Yes, almost everything ended as temporal or bitemporal model. Pain to work with. Even for simple questions like "What is the customer #1234 company name?" the system needs to know when are you asking.


By "temporal model" do you mean relational tables of "customer X used Y amount of this resource at price Z from timestamp A to timestamp B" or ... ?


In field metering situations you can have the timeline of each meter, when it records data points, and then you have the different timeline of the backend service, when it actually _receives_ data points.

Bonus points if the meters can send data out of order.


I did a tender for aggregating events and emitting notifications from a fleet of transport vehicles that reported metrics over LTE.

When connected they would emit events as they happened, but when there was poor service or disconnection they would buffer them and send them as a burst once they reconnected... in reverse order.

I forget the finer details, but the service I was writing was supposed to notify of trucks entering and leaving geofences, inactivity etc. anything you can think of where the order of events is important.


Ah, thanks. OMFG and I thought our billing was hard. You're in my thoughts and prayers!


You just perfectly described what I’m currently working on. And it’s even more complex than you’ve explained (which I’m sure you’d well know haha)


I assume they are using something like DB2, which has very specific meaning when it comes to temporal or bitemporal tables.
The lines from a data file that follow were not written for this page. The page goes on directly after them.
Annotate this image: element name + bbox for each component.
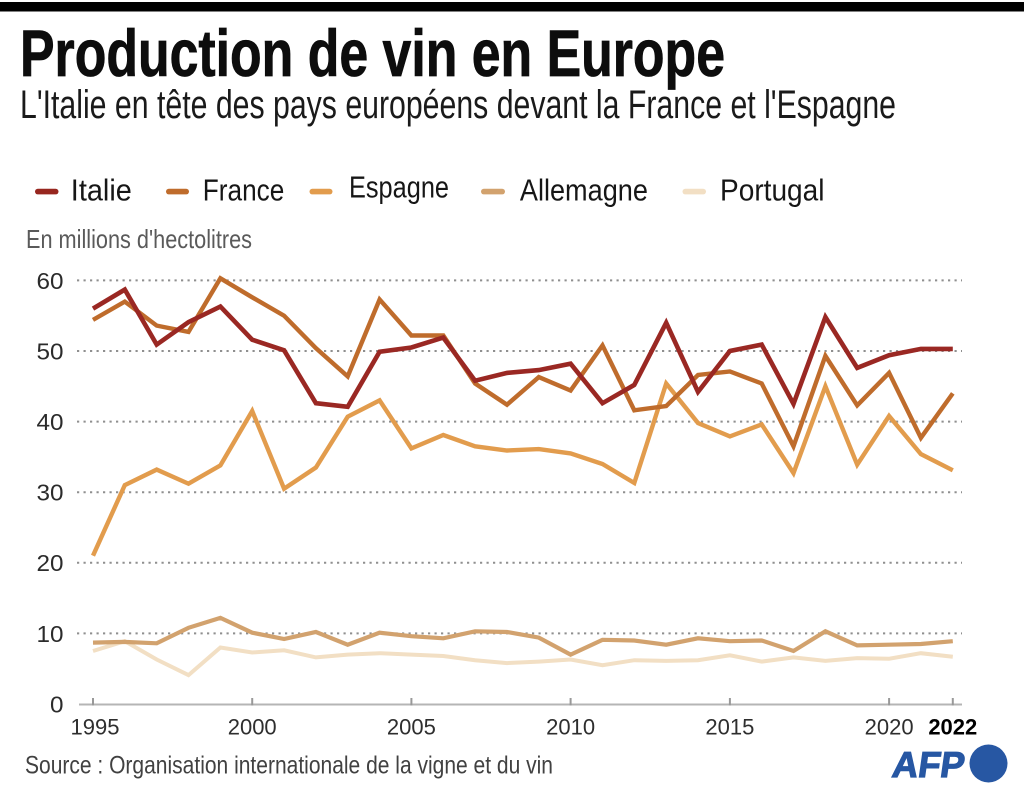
svg-text:Portugal: Portugal	[720, 173, 825, 208]
svg-text:Allemagne: Allemagne	[520, 173, 648, 208]
svg-text:France: France	[203, 173, 284, 208]
svg-text:En millions d'hectolitres: En millions d'hectolitres	[26, 224, 252, 254]
svg-text:20: 20	[37, 550, 64, 576]
svg-text:1995: 1995	[71, 715, 120, 740]
svg-text:50: 50	[37, 338, 64, 364]
svg-text:2022: 2022	[928, 715, 977, 740]
svg-text:0: 0	[50, 691, 64, 717]
svg-text:40: 40	[37, 409, 64, 435]
svg-text:L'Italie en tête des pays euro: L'Italie en tête des pays européens deva…	[20, 83, 896, 127]
svg-text:2000: 2000	[228, 715, 277, 740]
svg-text:Production de vin en Europe: Production de vin en Europe	[20, 16, 725, 90]
svg-text:AFP: AFP	[890, 744, 968, 785]
svg-text:Italie: Italie	[71, 173, 132, 208]
svg-text:30: 30	[37, 480, 64, 506]
svg-text:Espagne: Espagne	[349, 170, 449, 205]
svg-text:10: 10	[37, 621, 64, 647]
svg-text:2010: 2010	[546, 715, 595, 740]
svg-text:2020: 2020	[865, 715, 914, 740]
svg-text:Source : Organisation internat: Source : Organisation internationale de …	[25, 752, 553, 780]
svg-text:2005: 2005	[387, 715, 436, 740]
svg-text:2015: 2015	[705, 715, 754, 740]
svg-text:60: 60	[37, 268, 64, 294]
https://www.ibm.com/docs/en/db2/10.5?topic=tables-bitemporal


Not DB2, but the meaning is the same.

In a time-series (or event) table you have one date - when the data point is valid (event occurred).

In a temporal table you have two dates - interval when the data is valid.
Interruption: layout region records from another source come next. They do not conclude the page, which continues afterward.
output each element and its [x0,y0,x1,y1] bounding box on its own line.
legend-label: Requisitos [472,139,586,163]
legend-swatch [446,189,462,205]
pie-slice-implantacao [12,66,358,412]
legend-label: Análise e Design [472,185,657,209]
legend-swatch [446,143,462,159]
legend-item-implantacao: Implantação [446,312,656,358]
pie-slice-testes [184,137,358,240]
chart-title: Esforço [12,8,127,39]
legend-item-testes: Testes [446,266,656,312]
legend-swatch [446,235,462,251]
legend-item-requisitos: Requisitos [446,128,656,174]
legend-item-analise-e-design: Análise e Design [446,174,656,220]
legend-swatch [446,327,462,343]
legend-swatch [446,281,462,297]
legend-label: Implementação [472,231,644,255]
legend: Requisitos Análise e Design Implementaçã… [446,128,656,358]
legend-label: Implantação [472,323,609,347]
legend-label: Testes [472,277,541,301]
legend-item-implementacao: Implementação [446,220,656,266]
In a bitemporal table you have two intervals. First describes when the data is valid in real world, the second when does the system know about the real-world state.
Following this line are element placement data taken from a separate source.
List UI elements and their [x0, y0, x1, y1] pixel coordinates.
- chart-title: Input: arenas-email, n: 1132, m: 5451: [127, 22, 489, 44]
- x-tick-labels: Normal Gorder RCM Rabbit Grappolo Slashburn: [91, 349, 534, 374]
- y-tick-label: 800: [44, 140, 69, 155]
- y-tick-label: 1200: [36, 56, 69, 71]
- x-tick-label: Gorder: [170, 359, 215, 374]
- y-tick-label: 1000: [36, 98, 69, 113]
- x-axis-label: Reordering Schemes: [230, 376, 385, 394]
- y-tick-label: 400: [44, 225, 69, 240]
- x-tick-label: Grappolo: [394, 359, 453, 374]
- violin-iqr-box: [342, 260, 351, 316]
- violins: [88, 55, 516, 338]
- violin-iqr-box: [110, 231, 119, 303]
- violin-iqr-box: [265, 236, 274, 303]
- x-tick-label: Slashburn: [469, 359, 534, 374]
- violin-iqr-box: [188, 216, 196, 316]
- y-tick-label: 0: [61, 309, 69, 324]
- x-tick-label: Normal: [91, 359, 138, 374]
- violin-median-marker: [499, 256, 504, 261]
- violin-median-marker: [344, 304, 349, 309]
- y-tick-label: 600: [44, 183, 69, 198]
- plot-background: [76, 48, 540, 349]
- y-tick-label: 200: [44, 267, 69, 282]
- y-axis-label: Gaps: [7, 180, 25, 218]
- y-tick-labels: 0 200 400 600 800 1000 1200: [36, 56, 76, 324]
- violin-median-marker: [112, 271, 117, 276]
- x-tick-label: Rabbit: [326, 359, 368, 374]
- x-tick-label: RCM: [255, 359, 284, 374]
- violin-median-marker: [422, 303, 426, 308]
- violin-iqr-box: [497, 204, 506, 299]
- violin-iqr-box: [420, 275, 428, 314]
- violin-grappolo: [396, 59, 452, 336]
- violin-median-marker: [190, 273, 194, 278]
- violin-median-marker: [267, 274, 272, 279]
I.e. if company changed address on 2022-05-01 but the system will not get that information until three day later (2022-05-03) you have two validity intervals.

Then you may ask - what was the company address on 2022-05-02? And what did the system think the address was on 2022-05-02? You will get two different answers. This is important if you need e.g. to make a correction to previously issued invoice. You need to know what data was used for original invoice and what data should have been used.


Designed and build the system meter readings and calculations for the Dutch market, all mysql, worked like a dream.


I have heard some horror stories about the dutch smart meters.

Apparently the billing system provided for 7 'counters' and hence the smart-meter had to have exactly 7 counters.


In my opinion, the best way to do it is ingesting events in a relational db with an idempotency key to prevent duplicated events. Some companies don't need real time billing data, so you could just use it to aggregate these events with the aggregation function that fits your need for a certain feature. Thus, you have the flexibility of (i) calculating pretty much everything you want, (ii) give granularity of usage to your customers and (iii) be closer to real time (you play the query anytime you need it).